Day 2, July 18 Modeling Problems Homework




1. The following problem is a typical homework problem from a precalculus book.

Similar to our classroom explorations of the box and circle problems I would like you to first identify and explore varying relationships; then determine what varying relationships should be modeled to respond to this question.


Problem Statement: You have 40 (linear) feet of fencing with which to enclose a rectangular space for a garden.  Find the largest area that can be enclosed with this much fencing. Find the dimensions of the corresponding garden.


  1. What quantities vary in this situation?
  2. Identify two pairs of quantities that vary in tandem. Use the finger tool to imagine how they vary together.  Provide a brief description of what you imagined and observed by using the finger tool for each pair.
  3. Using graphing calculator, construct a function that models this situation and create the graph in graphing calculator. Past your graphing calculator image into your solution. 
  4. Describe how the area changes as the length of one side of the garden changes from x = 0 to x = 7.
  5. Determine the dimensions of the garden when the area is 45 feet.
  6. What is the range of possible values that are possible for the width and length of the garden? Explain your answer in the context of the situation.



2.         A tank is made from two hollow globes that are connected by a hollow stem, as shown in the figure to the right.
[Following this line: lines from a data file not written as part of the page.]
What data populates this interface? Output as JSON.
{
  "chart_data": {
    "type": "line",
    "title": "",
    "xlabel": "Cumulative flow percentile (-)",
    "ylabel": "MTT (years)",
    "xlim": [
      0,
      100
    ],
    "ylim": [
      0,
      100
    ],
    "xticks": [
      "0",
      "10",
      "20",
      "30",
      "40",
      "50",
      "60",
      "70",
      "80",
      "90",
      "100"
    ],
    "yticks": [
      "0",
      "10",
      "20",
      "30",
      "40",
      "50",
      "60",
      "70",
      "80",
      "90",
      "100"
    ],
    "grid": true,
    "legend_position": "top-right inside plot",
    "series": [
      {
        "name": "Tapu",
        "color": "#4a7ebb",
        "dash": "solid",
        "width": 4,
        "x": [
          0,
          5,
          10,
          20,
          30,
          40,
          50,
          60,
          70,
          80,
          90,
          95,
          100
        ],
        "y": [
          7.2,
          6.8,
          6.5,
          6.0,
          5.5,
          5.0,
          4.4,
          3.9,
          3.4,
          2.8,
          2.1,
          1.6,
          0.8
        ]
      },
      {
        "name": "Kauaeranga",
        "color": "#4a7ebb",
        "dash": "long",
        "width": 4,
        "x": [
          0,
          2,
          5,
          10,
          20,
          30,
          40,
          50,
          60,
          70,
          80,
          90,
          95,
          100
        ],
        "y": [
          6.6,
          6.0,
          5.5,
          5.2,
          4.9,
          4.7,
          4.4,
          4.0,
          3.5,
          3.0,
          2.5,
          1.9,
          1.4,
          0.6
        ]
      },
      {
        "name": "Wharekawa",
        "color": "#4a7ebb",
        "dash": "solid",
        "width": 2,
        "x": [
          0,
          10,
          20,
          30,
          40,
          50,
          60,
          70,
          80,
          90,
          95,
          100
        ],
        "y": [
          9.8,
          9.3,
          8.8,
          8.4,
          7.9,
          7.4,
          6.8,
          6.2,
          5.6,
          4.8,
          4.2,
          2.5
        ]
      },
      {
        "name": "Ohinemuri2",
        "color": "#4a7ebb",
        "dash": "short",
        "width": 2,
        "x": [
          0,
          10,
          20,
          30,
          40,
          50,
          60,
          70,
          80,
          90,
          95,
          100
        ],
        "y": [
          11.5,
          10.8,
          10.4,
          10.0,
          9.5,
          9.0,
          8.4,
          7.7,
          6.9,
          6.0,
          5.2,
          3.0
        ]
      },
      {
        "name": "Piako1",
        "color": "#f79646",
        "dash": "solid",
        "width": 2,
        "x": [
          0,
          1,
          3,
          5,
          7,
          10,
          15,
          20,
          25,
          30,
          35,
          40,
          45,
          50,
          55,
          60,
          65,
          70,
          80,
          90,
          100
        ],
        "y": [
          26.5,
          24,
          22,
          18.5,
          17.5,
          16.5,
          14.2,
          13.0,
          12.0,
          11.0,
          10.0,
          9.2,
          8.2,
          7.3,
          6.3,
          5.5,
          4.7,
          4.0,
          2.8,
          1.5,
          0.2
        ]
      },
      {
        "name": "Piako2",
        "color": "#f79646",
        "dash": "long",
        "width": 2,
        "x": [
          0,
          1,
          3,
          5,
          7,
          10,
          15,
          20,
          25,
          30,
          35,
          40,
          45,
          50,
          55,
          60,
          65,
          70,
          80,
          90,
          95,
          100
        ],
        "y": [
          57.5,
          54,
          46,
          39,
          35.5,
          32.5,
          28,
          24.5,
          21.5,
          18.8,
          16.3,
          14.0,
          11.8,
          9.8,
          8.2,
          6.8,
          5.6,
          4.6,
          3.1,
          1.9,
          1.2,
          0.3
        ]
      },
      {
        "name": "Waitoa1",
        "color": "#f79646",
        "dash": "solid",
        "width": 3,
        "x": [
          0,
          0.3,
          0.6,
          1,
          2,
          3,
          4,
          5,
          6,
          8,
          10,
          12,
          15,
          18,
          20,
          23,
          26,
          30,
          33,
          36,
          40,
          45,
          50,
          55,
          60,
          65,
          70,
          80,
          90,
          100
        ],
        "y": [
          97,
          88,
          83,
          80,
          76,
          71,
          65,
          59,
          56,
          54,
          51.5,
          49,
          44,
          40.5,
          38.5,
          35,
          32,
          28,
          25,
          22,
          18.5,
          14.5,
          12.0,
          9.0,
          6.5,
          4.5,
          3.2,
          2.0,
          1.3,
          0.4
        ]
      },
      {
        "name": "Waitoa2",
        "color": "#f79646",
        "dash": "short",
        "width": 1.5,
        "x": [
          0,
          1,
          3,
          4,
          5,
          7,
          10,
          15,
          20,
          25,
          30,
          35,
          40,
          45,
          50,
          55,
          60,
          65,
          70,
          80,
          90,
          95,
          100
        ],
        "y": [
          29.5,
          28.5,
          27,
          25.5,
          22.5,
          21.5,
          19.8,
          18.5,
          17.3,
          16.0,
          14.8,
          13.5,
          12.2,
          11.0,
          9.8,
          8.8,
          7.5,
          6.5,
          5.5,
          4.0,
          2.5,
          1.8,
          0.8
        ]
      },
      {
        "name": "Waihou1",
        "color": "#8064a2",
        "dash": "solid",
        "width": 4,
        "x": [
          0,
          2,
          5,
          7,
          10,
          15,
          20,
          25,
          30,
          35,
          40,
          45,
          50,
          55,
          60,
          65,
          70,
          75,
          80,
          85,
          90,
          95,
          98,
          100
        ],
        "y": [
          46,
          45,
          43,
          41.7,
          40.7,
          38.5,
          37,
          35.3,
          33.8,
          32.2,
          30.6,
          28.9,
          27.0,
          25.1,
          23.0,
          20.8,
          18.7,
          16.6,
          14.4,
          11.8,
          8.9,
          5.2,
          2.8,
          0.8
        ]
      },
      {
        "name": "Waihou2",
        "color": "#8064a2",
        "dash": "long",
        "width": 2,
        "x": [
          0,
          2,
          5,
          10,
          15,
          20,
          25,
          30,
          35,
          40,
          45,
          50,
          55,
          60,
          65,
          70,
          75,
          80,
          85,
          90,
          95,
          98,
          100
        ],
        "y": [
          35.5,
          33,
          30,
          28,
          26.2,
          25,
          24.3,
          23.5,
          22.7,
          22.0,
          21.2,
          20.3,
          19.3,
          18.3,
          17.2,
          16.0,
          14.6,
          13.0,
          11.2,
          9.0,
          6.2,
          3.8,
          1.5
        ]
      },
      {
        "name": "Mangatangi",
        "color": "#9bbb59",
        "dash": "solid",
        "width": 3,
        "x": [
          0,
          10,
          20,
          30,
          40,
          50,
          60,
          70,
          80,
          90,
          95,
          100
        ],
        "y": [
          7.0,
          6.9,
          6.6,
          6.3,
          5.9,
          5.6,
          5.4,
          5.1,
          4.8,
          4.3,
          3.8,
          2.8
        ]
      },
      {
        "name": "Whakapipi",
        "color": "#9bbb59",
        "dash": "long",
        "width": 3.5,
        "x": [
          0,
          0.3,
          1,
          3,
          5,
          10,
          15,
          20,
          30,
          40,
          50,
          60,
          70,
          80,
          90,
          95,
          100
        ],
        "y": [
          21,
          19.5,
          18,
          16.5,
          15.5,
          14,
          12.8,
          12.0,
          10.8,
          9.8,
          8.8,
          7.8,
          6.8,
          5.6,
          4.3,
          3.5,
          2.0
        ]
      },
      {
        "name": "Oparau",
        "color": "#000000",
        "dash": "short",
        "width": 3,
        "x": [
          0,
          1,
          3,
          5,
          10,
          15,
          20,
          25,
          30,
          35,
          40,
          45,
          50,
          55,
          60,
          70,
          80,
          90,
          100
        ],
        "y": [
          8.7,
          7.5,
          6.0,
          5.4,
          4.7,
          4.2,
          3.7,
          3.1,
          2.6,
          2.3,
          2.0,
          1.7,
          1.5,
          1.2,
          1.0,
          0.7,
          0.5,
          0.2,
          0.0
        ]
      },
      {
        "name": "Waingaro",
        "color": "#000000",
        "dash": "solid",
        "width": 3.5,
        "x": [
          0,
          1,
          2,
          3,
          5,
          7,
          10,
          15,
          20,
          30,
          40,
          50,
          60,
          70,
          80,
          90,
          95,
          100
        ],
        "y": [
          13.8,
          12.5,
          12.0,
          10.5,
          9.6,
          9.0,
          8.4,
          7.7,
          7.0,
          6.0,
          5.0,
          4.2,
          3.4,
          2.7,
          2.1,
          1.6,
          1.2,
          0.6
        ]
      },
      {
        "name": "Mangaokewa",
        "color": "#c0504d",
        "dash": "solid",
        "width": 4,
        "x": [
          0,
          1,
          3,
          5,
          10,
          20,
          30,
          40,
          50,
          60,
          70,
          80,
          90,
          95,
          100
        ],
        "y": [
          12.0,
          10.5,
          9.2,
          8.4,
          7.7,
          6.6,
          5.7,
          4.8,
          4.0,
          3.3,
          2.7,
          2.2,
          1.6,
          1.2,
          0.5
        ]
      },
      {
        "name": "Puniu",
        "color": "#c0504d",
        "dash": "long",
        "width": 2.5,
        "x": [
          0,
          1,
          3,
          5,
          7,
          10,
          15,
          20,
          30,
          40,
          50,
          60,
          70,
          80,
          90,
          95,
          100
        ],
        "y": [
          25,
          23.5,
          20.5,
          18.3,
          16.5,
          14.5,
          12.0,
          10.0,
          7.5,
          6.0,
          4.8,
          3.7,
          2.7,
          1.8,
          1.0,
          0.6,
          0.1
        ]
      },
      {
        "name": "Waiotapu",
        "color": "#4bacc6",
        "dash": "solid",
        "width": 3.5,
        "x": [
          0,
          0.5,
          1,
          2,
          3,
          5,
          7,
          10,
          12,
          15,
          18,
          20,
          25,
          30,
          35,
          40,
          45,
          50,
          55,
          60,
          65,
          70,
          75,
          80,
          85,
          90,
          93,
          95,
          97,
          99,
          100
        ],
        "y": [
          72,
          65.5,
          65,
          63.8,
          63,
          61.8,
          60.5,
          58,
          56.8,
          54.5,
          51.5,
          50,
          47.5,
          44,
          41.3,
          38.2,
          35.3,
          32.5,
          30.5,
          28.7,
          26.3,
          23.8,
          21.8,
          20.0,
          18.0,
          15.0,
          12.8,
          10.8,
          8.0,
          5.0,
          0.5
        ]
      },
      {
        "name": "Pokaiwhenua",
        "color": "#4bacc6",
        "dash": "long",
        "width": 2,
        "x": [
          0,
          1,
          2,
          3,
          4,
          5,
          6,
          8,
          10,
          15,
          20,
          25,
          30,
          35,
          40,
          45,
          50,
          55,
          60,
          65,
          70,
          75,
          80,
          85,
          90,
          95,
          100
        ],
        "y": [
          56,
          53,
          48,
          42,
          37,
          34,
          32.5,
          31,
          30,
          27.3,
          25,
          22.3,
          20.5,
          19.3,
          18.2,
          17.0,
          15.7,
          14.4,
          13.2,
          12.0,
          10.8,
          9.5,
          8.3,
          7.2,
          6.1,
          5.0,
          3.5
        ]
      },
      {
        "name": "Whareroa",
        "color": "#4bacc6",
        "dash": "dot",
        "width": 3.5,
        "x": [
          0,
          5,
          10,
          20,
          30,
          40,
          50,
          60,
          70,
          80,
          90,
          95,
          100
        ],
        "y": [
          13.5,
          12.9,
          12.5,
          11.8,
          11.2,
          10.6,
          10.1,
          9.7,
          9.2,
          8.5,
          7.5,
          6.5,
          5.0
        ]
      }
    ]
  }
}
Water is being poured into the globes from the top.

    a.   Sketch a graph that shows the height of water in this configuration as a function of the water’s volume in it.


    b.   A twisted, flat, rod will be placed into the configuration so that it stands at the bottom of the lower globe and ends at the top of the upper globe. A float, slotted in the middle, that cannot turn moves up the rod, so that the rod turns as the float moves upward. The rod must have a total twist of 360° as the water raises the float from the bottom to the top of the tank. Sketch a graph of “amount of turn” as a function of the water’s volume so that the rod turns at a constant rate with respect to the volume of water in the tank.